Wrzesień – starałam się nie szaleć kosmetycznie, a wyszło jak zawsze…
Przede wszystkim skusiły mnie azjatyckie kosmetyki Skin79, a raczej promocje w sklepie on-line ich polskiego dystrybutora. Zakupy robiłam tam 2 razy, stąd spora ilość próbek. Kupiłam w końcu to, na czym mi od jakiegoś czas zależało tzn. sporą ilość masek i puder kompaktowy (pianka oczyszczająca też była gratis).

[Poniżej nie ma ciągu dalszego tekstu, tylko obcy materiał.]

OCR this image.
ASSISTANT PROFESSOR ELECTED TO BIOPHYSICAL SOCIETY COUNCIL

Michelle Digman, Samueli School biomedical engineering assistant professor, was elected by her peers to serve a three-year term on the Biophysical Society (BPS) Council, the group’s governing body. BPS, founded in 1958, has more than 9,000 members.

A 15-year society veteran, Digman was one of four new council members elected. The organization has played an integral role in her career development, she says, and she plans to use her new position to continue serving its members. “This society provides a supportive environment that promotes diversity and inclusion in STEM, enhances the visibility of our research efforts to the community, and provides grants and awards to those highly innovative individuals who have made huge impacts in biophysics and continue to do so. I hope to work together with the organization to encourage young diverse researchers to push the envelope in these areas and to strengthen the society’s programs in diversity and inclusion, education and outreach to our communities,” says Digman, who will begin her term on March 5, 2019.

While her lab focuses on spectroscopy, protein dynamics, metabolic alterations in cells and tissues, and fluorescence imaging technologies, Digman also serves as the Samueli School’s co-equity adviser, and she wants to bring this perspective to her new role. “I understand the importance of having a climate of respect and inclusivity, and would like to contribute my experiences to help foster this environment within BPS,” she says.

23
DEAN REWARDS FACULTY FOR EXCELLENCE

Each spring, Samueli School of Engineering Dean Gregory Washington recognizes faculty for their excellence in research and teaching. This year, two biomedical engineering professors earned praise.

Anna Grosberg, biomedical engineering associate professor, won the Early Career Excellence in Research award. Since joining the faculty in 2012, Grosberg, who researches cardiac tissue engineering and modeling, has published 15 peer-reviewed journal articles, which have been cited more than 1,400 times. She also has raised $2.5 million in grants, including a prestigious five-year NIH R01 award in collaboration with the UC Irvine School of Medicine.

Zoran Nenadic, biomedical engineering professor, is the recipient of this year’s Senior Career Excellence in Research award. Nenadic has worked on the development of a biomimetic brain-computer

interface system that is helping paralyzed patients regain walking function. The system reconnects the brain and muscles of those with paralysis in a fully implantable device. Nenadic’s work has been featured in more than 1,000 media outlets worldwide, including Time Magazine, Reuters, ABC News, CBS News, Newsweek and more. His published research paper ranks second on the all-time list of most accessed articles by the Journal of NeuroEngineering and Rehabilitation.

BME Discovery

Mimo zarzekania się, że tym razem nie, nabyłam też (w drugiej turze sprzedaży) specjalną wersję JOY box XL. Do podstawy dobrałam sobie dwufazowy olejek do ciała Evrēee, miniaturę maseczki do twarzy BeeYes i płatki kolagenowe Beauty Face.
Do testów otrzymałam krem do twarzy na noc i balsam do ciała Biolaven wraz ze sporą ilością próbek.
Co nieco dokupiłam i wygrałam (szczególnie ta Bioderma mnie cieszy).
I teraz pytanie: o czym chciałybyście przeczytać dłuższą recenzję? O kosmetykach Biolaven na pewno będzie. Co jeszcze?